Just notice a sudden jump in your bounce rate?
A broken page. Make sure the page still loads. Make sure it can be viewed on an iPad or other viewing tool that more and more of your intended visitors might be using. Are you requiring visitors to download something, like another application, that they just aren’t interested in doing?
Irrelevant, unexpected, or insulting content. Did you re-write the content? Add a new graphic to the page? You may have made vast improvements to a page but changed the look enough that your frequent visitors assume they’ve gone to the wrong site. Or you may have added content most viewers find distracting from their goal and so they leave your site.
I suspect that Abercrombie’s push-up bikini top for tween girls controversy caused traffic and bounce rate spike for their site. People weren’t going to the site to shop, but to see what the controversy was about.
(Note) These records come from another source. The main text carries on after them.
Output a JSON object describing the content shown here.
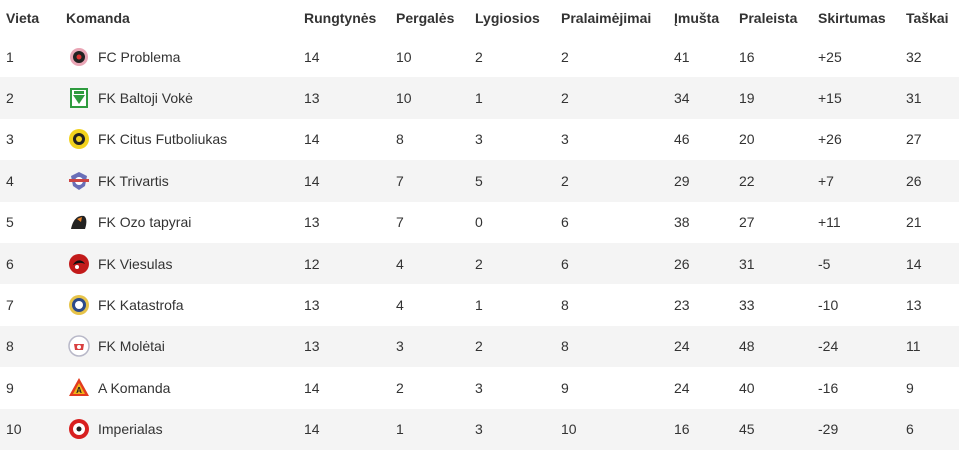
{
  "headers": {
    "vieta": "Vieta",
    "komanda": "Komanda",
    "rungtynes": "Rungtynės",
    "pergales": "Pergalės",
    "lygiosios": "Lygiosios",
    "pralaimejimai": "Pralaimėjimai",
    "imusta": "Įmušta",
    "praleista": "Praleista",
    "skirtumas": "Skirtumas",
    "taskai": "Taškai"
  },
  "rows": [
    {
      "vieta": "1",
      "team": "FC Problema",
      "logo": "fc-problema-badge-icon",
      "rungtynes": "14",
      "pergales": "10",
      "lygiosios": "2",
      "pralaimejimai": "2",
      "imusta": "41",
      "praleista": "16",
      "skirtumas": "+25",
      "taskai": "32"
    },
    {
      "vieta": "2",
      "team": "FK Baltoji Vokė",
      "logo": "fk-baltoji-voke-badge-icon",
      "rungtynes": "13",
      "pergales": "10",
      "lygiosios": "1",
      "pralaimejimai": "2",
      "imusta": "34",
      "praleista": "19",
      "skirtumas": "+15",
      "taskai": "31"
    },
    {
      "vieta": "3",
      "team": "FK Citus Futboliukas",
      "logo": "fk-citus-futboliukas-badge-icon",
      "rungtynes": "14",
      "pergales": "8",
      "lygiosios": "3",
      "pralaimejimai": "3",
      "imusta": "46",
      "praleista": "20",
      "skirtumas": "+26",
      "taskai": "27"
    },
    {
      "vieta": "4",
      "team": "FK Trivartis",
      "logo": "fk-trivartis-badge-icon",
      "rungtynes": "14",
      "pergales": "7",
      "lygiosios": "5",
      "pralaimejimai": "2",
      "imusta": "29",
      "praleista": "22",
      "skirtumas": "+7",
      "taskai": "26"
    },
    {
      "vieta": "5",
      "team": "FK Ozo tapyrai",
      "logo": "fk-ozo-tapyrai-badge-icon",
      "rungtynes": "13",
      "pergales": "7",
      "lygiosios": "0",
      "pralaimejimai": "6",
      "imusta": "38",
      "praleista": "27",
      "skirtumas": "+11",
      "taskai": "21"
    },
    {
      "vieta": "6",
      "team": "FK Viesulas",
      "logo": "fk-viesulas-badge-icon",
      "rungtynes": "12",
      "pergales": "4",
      "lygiosios": "2",
      "pralaimejimai": "6",
      "imusta": "26",
      "praleista": "31",
      "skirtumas": "-5",
      "taskai": "14"
    },
    {
      "vieta": "7",
      "team": "FK Katastrofa",
      "logo": "fk-katastrofa-badge-icon",
      "rungtynes": "13",
      "pergales": "4",
      "lygiosios": "1",
      "pralaimejimai": "8",
      "imusta": "23",
      "praleista": "33",
      "skirtumas": "-10",
      "taskai": "13"
    },
    {
      "vieta": "8",
      "team": "FK Molėtai",
      "logo": "fk-moletai-badge-icon",
      "rungtynes": "13",
      "pergales": "3",
      "lygiosios": "2",
      "pralaimejimai": "8",
      "imusta": "24",
      "praleista": "48",
      "skirtumas": "-24",
      "taskai": "11"
    },
    {
      "vieta": "9",
      "team": "A Komanda",
      "logo": "a-komanda-badge-icon",
      "rungtynes": "14",
      "pergales": "2",
      "lygiosios": "3",
      "pralaimejimai": "9",
      "imusta": "24",
      "praleista": "40",
      "skirtumas": "-16",
      "taskai": "9"
    },
    {
      "vieta": "10",
      "team": "Imperialas",
      "logo": "imperialas-badge-icon",
      "rungtynes": "14",
      "pergales": "1",
      "lygiosios": "3",
      "pralaimejimai": "10",
      "imusta": "16",
      "praleista": "45",
      "skirtumas": "-29",
      "taskai": "6"
    }
  ]
}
Try rewriting the page or reorganizing the content. Try shortening it. Try a different visual. See what keywords are being used by searchers to discover that page and punch up related content. Look at what pages most visitors saw before the page in question and let that guide your edits.
Misdirected searchers. Look at your traffic sources by keywords. Do you see an unusual spike?
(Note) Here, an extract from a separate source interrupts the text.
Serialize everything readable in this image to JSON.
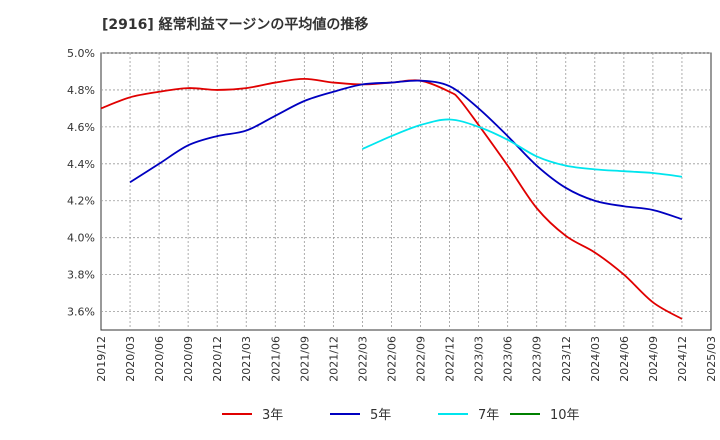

That might mean that you added a great timely news page, but it could also mean that people are being misdirected to that page. Look through your keywords sorted by bounce rate. Is there an unfamiliar keyword listed or did your intern’s name, which appears on a single page, suddenly show up with tons of visitors? Run your own search for the poorly performing keyword. You may discover that someone with the same name as your intern just got named to the Olympic Team or a news story surfaced about someone finding a rat tail in a sandwich that has a name similar to one of your products. Weird stuff like this happens. People come to your page searching for one thing and find something else and leave. That’s an appropriate action and no cause for worry. The bounce rate for that page should go back to normal in time.
If your ad copy promises something not evident on your landing page, visitors will feel mislead and misdirected and leave. So if you promise free shipping in your ad, you don’t want a big button or paragraph about comparing shipping charges on your landing page. An ad for mountain bikes should lead to a page listing road, racing, BMX, and mountain bikes mixed together.
Misdirecting external link. Check to see where the traffic to your high bounce rate page is coming from. Did a few bloggers just add a link to your site as a gag? Or, on a positive note, perhaps people are linking to your graphic as an excellent example of information design and the readers just want to see that graphic.
Is your bounce rate consistently low?
If you have a blog, recipe, or news site, that might not be a problem. Readers could be coming to your site daily, reading your latest post, and then moving on. Take a look at time on site and returning visitor numbers. These might make you feel better about that bounce rate.
Usability problems. Watch someone else use your site and have them talk aloud as they do so. Or better yet, have someone else do this and tell you what he heard and saw. If visitors can’t immediately determine what your site or page is about and what they can expect to accomplish there, they are likely to leave. If the site is cluttered and confusing and full of competing calls to action, a visitor might be overwhelmed and leave.
Navigation problems. If a visitor comes to your site and can’t figure out how to get around it, she is likely to leave.
Content problem. Your content can have too verbose, too short, too complex, too simplistic, or too confusing to read. It can also read as a dead-end. If your page exists to tell people how to properly remove an obstruction from a snow blower, you can expect a high bounce rate. You hope that they go out and get back to clearing their driveway before they come back and explore more of your site. But if you page exists to inform people of how easy your snow blower is to use, you want them to move to the next step of looking at size options or pricing. If that page has a high bounce rate, then your copy might be the problem.
Misdirected searches. If your site’s content is about something with a commonly used or commonly misspelled term, then you might see a higher bounce rate. Let’s say you sell confections in all sorts of shapes, including a horse bridle. Someone searching for “bridle confection” might find you when they wanted treats for their wedding instead. Writing good titles and meta descriptions for the page should help considerably. Let people know what the page is really about and eliminate that confusion.
Design problem. I have left sites just because they did not look professional. You don’t want your site to immediately cause a lost of trust because the design doesn’t match the tone of your brand and your message.
The good news is that a high bounce rate is a problem that can be solved.